"I want to see my son Beyoncé." Jay said looking at me in all seriousness.
I looked at him and bitterly chuckled before opening my car door only for him to close it again, almost closing my finger in as well.
"Dammit Shawn! That could've been my finger!"
"I couldn't care less about your fucking finger. I want to see my son. You kept my baby away from me for what? Can you even give me a good reason as to why?"
"You know why!"
He sighed, "Don't give me that shit. What does Alexis has to do with you and me?"
I looked at him and shook my head, "Everything Jay. Everything! You had a freaking baby by my sister. Do you know how that feels? You lied to me in my face, had me thinking that my sister was just making this shit up! You knew Corey was yours!"
He stepped closer to me and shook his head, "And yet, you still haven't answered the question. What does she have to do with our family? Our son? Huh Bey? You keeping my child away from me because you're hurt over that, and I get that but you pull this? You make me miss out on my son's life because you want to be petty!"
I felt my tears fall down to my dress and quickly wiped the rest before they fell. I didn't expect for him to bring this up so soon so I'm definitely unprepared. I had nothing to say and I didn't know what to say.
"Yo, I really don't care about your tears ma," he said looking at me, "I honestly don't want shit to do with you anymore. I just want my son."
That crushed me. Of course I was just putting up a front, but I still loved Jay more than he knew. I guess feelings do change, but if it was real it wouldn't have.
"I don't want anything to do with you either." I said through blurred vision.
"Shit, that's cool with me. So let me see my son... or I'm taking your ass to court."
I ignored him and opened my car door only for him to close it and push me against it. He held my wrist tightly, making me cringe.
"Yo, that's all you know how to do? Run away?!" He yelled at me.
"And is this all you know how to do? Put your hands on me?! Get the fuck off me Jay!"

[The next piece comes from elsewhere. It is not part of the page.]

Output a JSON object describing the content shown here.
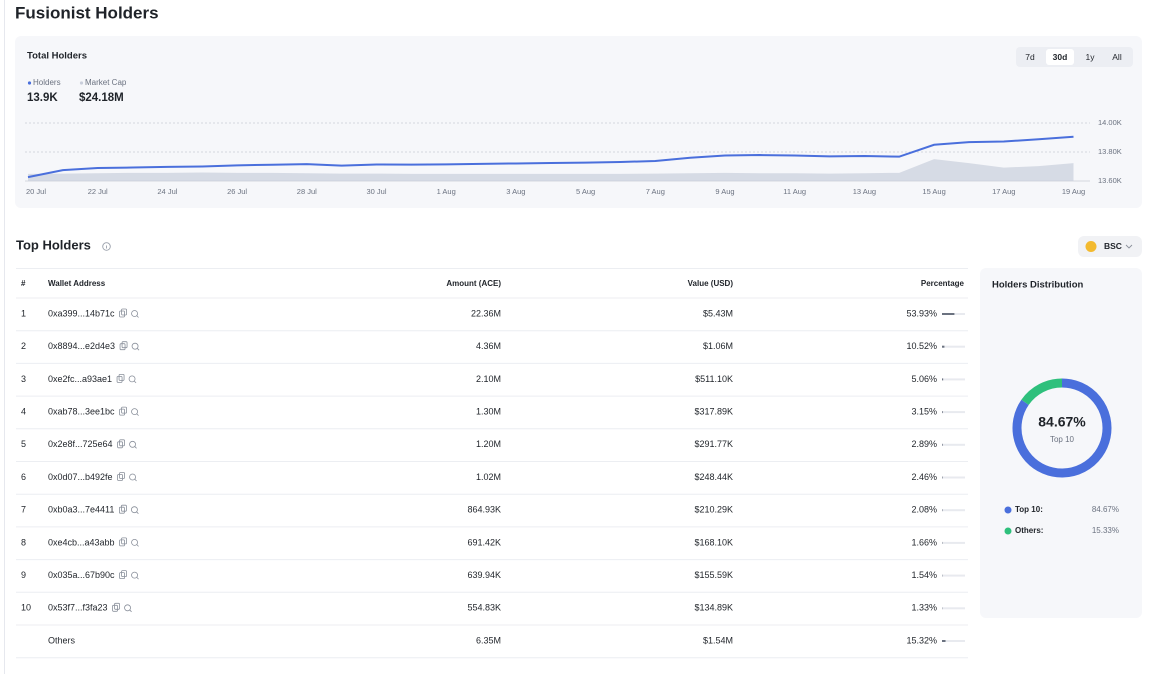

His grip tighten and I leaned in to bit his ear. The look on his face frighten me. I indeed knew it had hurt because he hissed afterwards but it didn't do much. I thought he was really about to put a hurting on me until I saw Nas and Nicki running towards us.
"What the fuck are y'all doing!" Nas yelled, "You said you was gonna talk to her, not do this shit man." Nas said to Jay as he pulled him off me.
Nicki ran towards me and pulled me into a hug, "Are you okay?"
My chest was going up and down so fast because i was so damn upset. Me and Jay never looked away from one another though. He was upset and so was I.
"I'm fine." I said through clenched teeth, "I'm leaving."
"No, listen to me." Nicki said, preventing me from getting in the car, "Are you okay?" She said barely over a whisper.
My lips trembled and I shook my head no before breaking down in her arms. One thing I didn't want to do was cry in front of Jay but I couldn't hold it in. Every time he put his hands on me it only makes me want to stay farther away from him. Why exactly would I want my son around his abusive ass?
"Give me your keys. I'll drive." Nicki said to me. I wiped my face and shook my head. I could hear Nas and Jay going back and forth until they got inside of Nas' car and drove off.